Scontri generazionali nel romanzo
dell’Ottocento
In Papà Goriot (1834), uno dei romanzi più celebri di Honoré de Balzac (immagine a fianco), il padre rappresenta invece la vittima, oggetto di una vera e propria spoliazione materiale messa in atto dalle figlie, alle quali lui è disposto a dare tutto. Il suo è l’amore smisurato di un genitore, che però, proprio per questo eccesso di affetto, finisce per sbagliare: “viziando” all’eccesso, come si direbbe oggi, le figlie, che lo ripagano con l’indifferenza e il disprezzo.
Simile sarà la fine di Mastro-don Gesualdo, il protagonista dell’omonimo romanzo (1889) di Giovanni Verga: il manovale diventato signore a forza di sacrifici, la cui figlia, Isabella, si vergogna di lui per le sue umili origini. È memorabile, per la sua amarezza, la scena finale del libro, che descrive la morte di Gesualdo, relegato in una stanza del palazzo nobiliare, abbandonato dalla figlia e schernito dai servitori.
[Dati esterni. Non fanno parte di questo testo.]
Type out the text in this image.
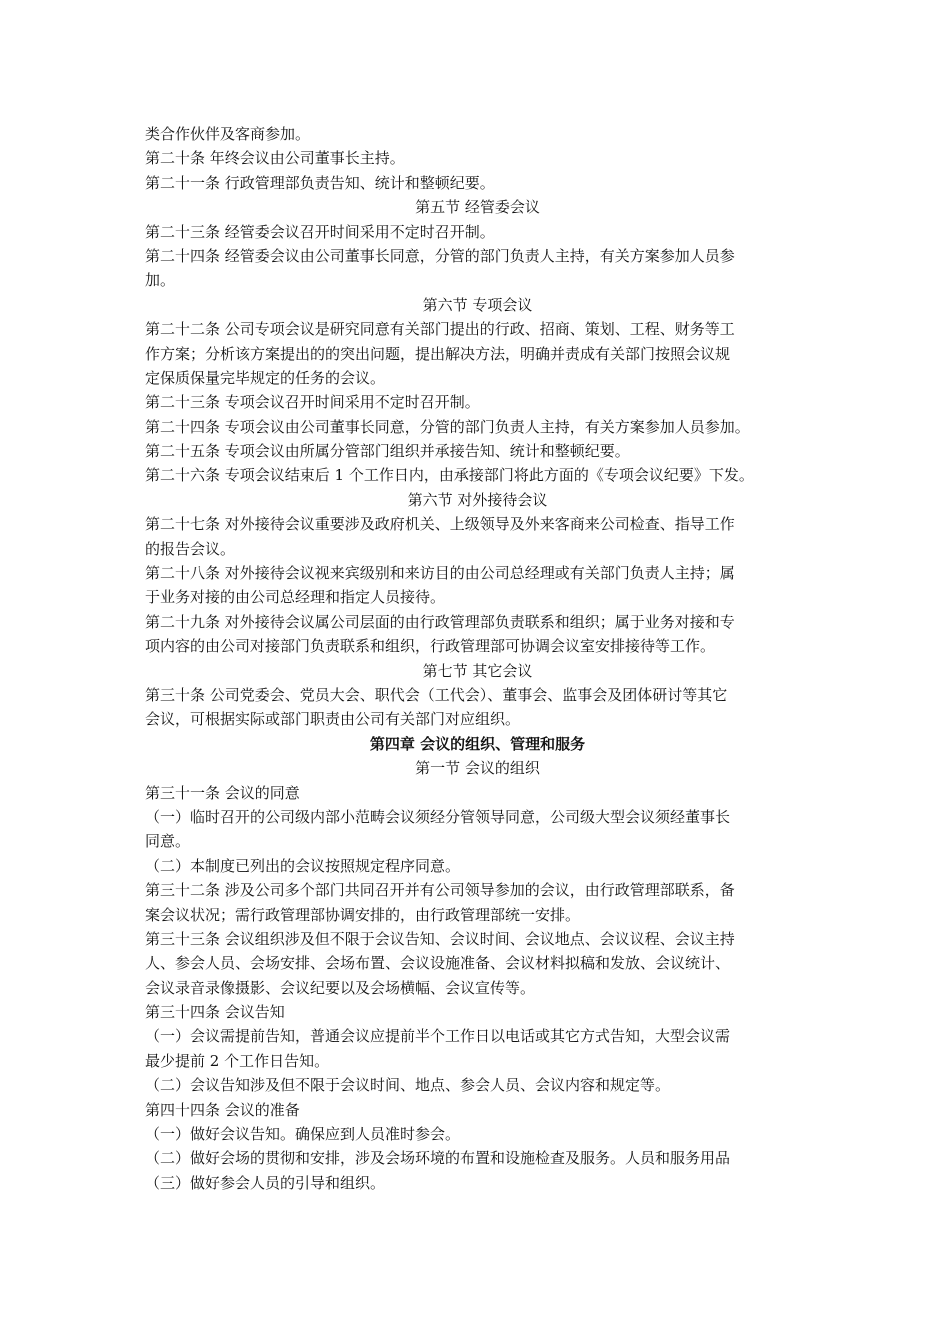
类合作伙伴及客商参加。
第二十条 年终会议由公司董事长主持。
第二十一条 行政管理部负责告知、统计和整顿纪要。
第五节 经管委会议
第二十三条 经管委会议召开时间采用不定时召开制。
第二十四条 经管委会议由公司董事长同意，分管的部门负责人主持，有关方案参加人员参
加。
第六节 专项会议
第二十二条 公司专项会议是研究同意有关部门提出的行政、招商、策划、工程、财务等工
作方案；分析该方案提出的的突出问题，提出解决方法，明确并责成有关部门按照会议规
定保质保量完毕规定的任务的会议。
第二十三条 专项会议召开时间采用不定时召开制。
第二十四条 专项会议由公司董事长同意，分管的部门负责人主持，有关方案参加人员参加。
第二十五条 专项会议由所属分管部门组织并承接告知、统计和整顿纪要。
第二十六条 专项会议结束后 1 个工作日内，由承接部门将此方面的《专项会议纪要》下发。
第六节 对外接待会议
第二十七条 对外接待会议重要涉及政府机关、上级领导及外来客商来公司检查、指导工作
的报告会议。
第二十八条 对外接待会议视来宾级别和来访目的由公司总经理或有关部门负责人主持；属
于业务对接的由公司总经理和指定人员接待。
第二十九条 对外接待会议属公司层面的由行政管理部负责联系和组织；属于业务对接和专
项内容的由公司对接部门负责联系和组织，行政管理部可协调会议室安排接待等工作。
第七节 其它会议
第三十条 公司党委会、党员大会、职代会（工代会）、董事会、监事会及团体研讨等其它
会议，可根据实际或部门职责由公司有关部门对应组织。
第四章 会议的组织、管理和服务
第一节 会议的组织
第三十一条 会议的同意
（一）临时召开的公司级内部小范畴会议须经分管领导同意，公司级大型会议须经董事长
同意。
（二）本制度已列出的会议按照规定程序同意。
第三十二条 涉及公司多个部门共同召开并有公司领导参加的会议，由行政管理部联系，备
案会议状况；需行政管理部协调安排的，由行政管理部统一安排。
第三十三条 会议组织涉及但不限于会议告知、会议时间、会议地点、会议议程、会议主持
人、参会人员、会场安排、会场布置、会议设施准备、会议材料拟稿和发放、会议统计、
会议录音录像摄影、会议纪要以及会场横幅、会议宣传等。
第三十四条 会议告知
（一）会议需提前告知，普通会议应提前半个工作日以电话或其它方式告知，大型会议需
最少提前 2 个工作日告知。
（二）会议告知涉及但不限于会议时间、地点、参会人员、会议内容和规定等。
第四十四条 会议的准备
（一）做好会议告知。确保应到人员准时参会。
（二）做好会场的贯彻和安排，涉及会场环境的布置和设施检查及服务。人员和服务用品
（三）做好参会人员的引导和组织。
Una conflittualità tra padri e figli di portata generazionale è quella messa a fuoco dal russo Ivan S. Turgenev nel romanzo Padri e figli (1862), dove ai padri aristocratici, tradizionalisti e idealisti, si contrappongono i figli democratici, innovatori, materialisti e nichilisti: il termine stesso “nichilismo” fu coniato proprio da Turgenev in questo stesso romanzo per descrivere l’atteggiamento filosofico (la negazione di ogni valore positivo) dei giovani russi degli anni Sessanta del XIX secolo.